35

MAVALA

I watch her shadow as she stalks across the courtyard, her heels stabbing the sand. She avoids the patch of the principal’s Ireland and steps up into the open door of his office. He’s either on the phone or about to be, his big hand reaching for it. Who he talked to we never knew, although he always seemed to be ordering supplies and books we never saw.

I’m doing a reading-comprehension drill. I have just read them a story about a mischievous boy named Tom and his wily teacher, Sir Joseph Blinks. Now the question is: Why does Sir Blinks mistrust Tom?

I stand near my open classroom door. I hear her ask for construction paper. I look back at my class. Most have their heads down and are doing their best to write something, except for Rubrecht Kanhala, who knows I’m only trying to run out the clock before third-period break. He’s thumping the end of his nose with a pencil. Sir Blinks doesn’t know shit.

I step out and wander halfway up the porchway and listen.

“You need to fill out a requisition form.”

“Give me a form, then.”

“The forms are finished.”

A long silence. Outside Pohamba’s class a boy whacks two erasers together and gags on the chalky smoke.

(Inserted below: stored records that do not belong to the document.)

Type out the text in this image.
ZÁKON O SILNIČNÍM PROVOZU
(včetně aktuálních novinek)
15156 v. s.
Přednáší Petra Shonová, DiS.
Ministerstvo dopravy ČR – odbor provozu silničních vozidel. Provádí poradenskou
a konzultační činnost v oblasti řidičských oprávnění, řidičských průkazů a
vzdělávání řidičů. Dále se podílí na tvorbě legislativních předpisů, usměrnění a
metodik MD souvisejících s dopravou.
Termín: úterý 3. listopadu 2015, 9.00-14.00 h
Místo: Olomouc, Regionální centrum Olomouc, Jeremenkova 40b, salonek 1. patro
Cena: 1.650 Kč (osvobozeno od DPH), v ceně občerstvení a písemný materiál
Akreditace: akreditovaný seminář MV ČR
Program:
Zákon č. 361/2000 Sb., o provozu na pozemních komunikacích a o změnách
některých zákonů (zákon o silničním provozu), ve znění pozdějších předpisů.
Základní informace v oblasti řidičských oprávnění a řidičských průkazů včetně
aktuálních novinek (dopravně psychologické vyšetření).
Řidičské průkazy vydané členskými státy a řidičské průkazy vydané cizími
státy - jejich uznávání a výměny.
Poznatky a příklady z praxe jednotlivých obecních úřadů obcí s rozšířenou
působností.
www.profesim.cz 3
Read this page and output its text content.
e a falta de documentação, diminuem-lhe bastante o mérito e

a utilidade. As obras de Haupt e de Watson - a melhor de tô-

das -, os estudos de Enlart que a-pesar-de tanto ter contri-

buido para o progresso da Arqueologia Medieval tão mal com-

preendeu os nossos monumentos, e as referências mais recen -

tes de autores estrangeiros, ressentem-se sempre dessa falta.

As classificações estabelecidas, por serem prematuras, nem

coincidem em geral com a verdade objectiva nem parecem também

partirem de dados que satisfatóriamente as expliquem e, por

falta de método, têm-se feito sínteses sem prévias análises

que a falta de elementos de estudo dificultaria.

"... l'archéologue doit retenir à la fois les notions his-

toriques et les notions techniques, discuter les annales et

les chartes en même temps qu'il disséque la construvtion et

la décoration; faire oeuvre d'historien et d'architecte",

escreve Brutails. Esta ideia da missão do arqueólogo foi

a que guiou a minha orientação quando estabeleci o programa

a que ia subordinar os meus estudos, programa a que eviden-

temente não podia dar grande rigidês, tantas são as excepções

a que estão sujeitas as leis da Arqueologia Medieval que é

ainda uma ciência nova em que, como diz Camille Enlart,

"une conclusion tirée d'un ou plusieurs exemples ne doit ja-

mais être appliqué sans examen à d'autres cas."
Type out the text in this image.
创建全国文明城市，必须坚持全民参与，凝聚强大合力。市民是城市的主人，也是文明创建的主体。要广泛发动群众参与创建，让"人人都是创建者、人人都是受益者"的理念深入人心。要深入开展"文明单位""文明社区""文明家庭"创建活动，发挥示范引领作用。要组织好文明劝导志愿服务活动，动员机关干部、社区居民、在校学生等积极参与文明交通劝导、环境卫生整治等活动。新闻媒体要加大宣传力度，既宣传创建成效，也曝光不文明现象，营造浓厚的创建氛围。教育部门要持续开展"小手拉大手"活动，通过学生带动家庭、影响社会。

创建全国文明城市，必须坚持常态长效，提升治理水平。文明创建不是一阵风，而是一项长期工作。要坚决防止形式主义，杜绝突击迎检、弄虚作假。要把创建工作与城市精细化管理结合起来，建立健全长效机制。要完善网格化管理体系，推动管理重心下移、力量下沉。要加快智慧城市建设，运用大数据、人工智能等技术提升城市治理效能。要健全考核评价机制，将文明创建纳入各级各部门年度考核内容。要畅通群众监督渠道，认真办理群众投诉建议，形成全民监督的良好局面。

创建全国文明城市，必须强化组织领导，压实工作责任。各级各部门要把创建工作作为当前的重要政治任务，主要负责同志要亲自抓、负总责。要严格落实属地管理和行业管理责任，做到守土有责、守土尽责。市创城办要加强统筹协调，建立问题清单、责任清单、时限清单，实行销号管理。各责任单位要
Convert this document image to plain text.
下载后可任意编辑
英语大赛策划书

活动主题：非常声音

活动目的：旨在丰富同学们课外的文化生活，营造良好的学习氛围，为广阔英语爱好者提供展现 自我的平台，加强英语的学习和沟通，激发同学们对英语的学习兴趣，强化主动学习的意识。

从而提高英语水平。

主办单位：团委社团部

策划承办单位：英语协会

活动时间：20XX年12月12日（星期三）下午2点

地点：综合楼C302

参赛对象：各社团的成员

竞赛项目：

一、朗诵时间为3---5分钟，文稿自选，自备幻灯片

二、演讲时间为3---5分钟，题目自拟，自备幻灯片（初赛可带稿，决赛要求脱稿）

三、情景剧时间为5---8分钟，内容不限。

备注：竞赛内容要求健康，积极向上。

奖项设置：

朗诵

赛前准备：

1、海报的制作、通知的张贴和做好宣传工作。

The principal is sitting. Mavala is standing. His finger is poised in mid-dial of the rotary. She watches his face. If only she’d slacken a little, this young sister of his wife, and behave more like a woman is supposed to. He could make things easier for her. She need not acknowledge his authority—of course she needn’t go that far—but for God’s sake, won’t she look at his existence as flesh, as a man with hands and blood and cock and need and eyes?

I don’t have to see any of this—it’s all there in the silence. Power is easily spent—you can always get more later—but as far as she’s concerned, he can keep it and play with it. He sees this, and it only makes him sweat watching her. Her: Go ahead. Cower beneath me with your principal stomach, your principal key chain, your principal phone in your hand. She doesn’t leave, only stands there, in her sleeveless blouse, with her bare shoulders. Stands there like a taunt. A few minutes more she’s in that office. Maybe she’s going too far—stepping on him too much, too easily, too early. She hasn’t been back a month. There’s no more talk of construction paper or forms.

She leaves empty-handed and heads back across the courtyard—this time she tromps straight across Ireland—toward her class, which is waiting silently (itself a miracle at Goas). She’ll ask Obadiah for some construction paper. No, a better idea. She’ll take her boys to the veld and let them draw on the rocks like Bushmen. A few minutes later, I watch them file out, her ducklings, two by two.